6. DO build trust with your significant other.
Keep your promises and respect each other’s privacy. Establish good, solid boundaries, and above all, fight fair. The quickest way to ruin the trust you’ve been establishing is to name-call and take shots below the belt when you’re in the middle of a fight.
7. DON’T be afraid to apologize.
You’re going to disagree. Hell, you might even have full-blown arguments. But once you’ve calmed down, apologize if you know that you’re at fault. Don’t let pride stop you from making amends. And if you’ve really screwed up, being willing to accept that they may not forgive you right away.
8. DO be supportive.
This should go without saying, but you need to support your partner. Pay attention when they talk to you about their interests, encourage them to go after what they want, and tell them you’re proud of them. You should both be one of each other’s biggest cheerleaders.

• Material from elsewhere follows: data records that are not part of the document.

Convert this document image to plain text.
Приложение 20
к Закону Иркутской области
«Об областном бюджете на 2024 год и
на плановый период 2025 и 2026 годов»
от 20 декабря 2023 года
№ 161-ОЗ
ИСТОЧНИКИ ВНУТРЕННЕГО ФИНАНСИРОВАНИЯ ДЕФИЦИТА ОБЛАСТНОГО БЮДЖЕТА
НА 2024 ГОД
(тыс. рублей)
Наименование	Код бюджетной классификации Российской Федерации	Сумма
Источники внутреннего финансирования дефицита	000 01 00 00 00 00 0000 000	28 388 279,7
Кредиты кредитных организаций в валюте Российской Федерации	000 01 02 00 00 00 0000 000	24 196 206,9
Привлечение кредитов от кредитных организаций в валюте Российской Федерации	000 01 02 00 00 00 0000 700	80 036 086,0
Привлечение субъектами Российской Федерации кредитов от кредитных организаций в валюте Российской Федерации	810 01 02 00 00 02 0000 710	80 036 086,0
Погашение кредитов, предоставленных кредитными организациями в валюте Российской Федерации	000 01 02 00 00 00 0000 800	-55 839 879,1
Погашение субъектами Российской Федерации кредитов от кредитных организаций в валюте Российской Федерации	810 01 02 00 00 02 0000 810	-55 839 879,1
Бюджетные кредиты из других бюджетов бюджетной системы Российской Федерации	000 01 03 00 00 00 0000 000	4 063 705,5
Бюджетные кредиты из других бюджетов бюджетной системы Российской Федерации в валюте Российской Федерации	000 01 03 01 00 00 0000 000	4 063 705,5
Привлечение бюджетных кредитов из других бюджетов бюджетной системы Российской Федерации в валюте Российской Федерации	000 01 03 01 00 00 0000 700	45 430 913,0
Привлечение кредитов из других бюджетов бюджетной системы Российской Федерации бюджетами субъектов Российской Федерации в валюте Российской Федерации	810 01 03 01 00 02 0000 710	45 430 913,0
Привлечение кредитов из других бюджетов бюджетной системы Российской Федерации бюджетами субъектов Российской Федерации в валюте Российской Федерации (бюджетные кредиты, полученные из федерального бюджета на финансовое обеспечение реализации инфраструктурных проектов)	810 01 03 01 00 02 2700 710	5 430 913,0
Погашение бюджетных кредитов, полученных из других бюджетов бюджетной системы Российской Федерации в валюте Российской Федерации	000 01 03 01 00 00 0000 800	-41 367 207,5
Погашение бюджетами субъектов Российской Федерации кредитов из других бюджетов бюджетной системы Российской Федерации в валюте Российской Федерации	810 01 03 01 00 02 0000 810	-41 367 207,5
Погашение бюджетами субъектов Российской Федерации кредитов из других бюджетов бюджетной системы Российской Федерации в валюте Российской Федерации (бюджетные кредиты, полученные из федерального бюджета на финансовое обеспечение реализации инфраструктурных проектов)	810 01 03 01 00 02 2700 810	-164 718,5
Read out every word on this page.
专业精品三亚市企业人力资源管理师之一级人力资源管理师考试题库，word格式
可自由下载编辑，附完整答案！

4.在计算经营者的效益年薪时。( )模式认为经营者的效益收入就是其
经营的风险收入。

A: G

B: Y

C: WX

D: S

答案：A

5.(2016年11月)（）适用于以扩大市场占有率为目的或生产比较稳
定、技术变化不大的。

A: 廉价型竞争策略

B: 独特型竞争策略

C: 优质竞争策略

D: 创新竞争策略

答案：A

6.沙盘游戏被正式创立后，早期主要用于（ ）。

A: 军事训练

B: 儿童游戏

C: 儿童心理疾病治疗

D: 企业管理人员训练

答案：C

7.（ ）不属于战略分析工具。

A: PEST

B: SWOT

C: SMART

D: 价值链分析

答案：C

9. And lastly, DON’T lose yourself.
Don’t get so swept up in your relationship that you forget about your own goals, needs, and dreams. Remember that you were a whole, developed person before your S.O. came into your life, and that you will still be your own person should you two break up. Don’t be so consumed with making them happy that you forget that you deserve to be happy, too. This will only lead to resentment.
For the past few years, I’ve been trying to take a lot of my own advice. I was sick of my relationships taking over my life. Sick of maintaining these lop-sided connections that drained me. Tired of mining one kind gesture or sweet moment to make up for the fact that I never felt “good” about my romantic life.
That’s not to demonize the people with whom I’ve connected in the past, but to make one last point about healthy, happy love: the work all starts with you.
You have to know what you want and what you need. You need to know who you are, what you need to work on, and what you’ve already got right. You have to open your mouth and ask for the things you need. It’s all work and it’s ongoing. I’ll never reach a point where I’m “done” getting to know myself, or becoming a better partner. Constant, continual growth is the endgame.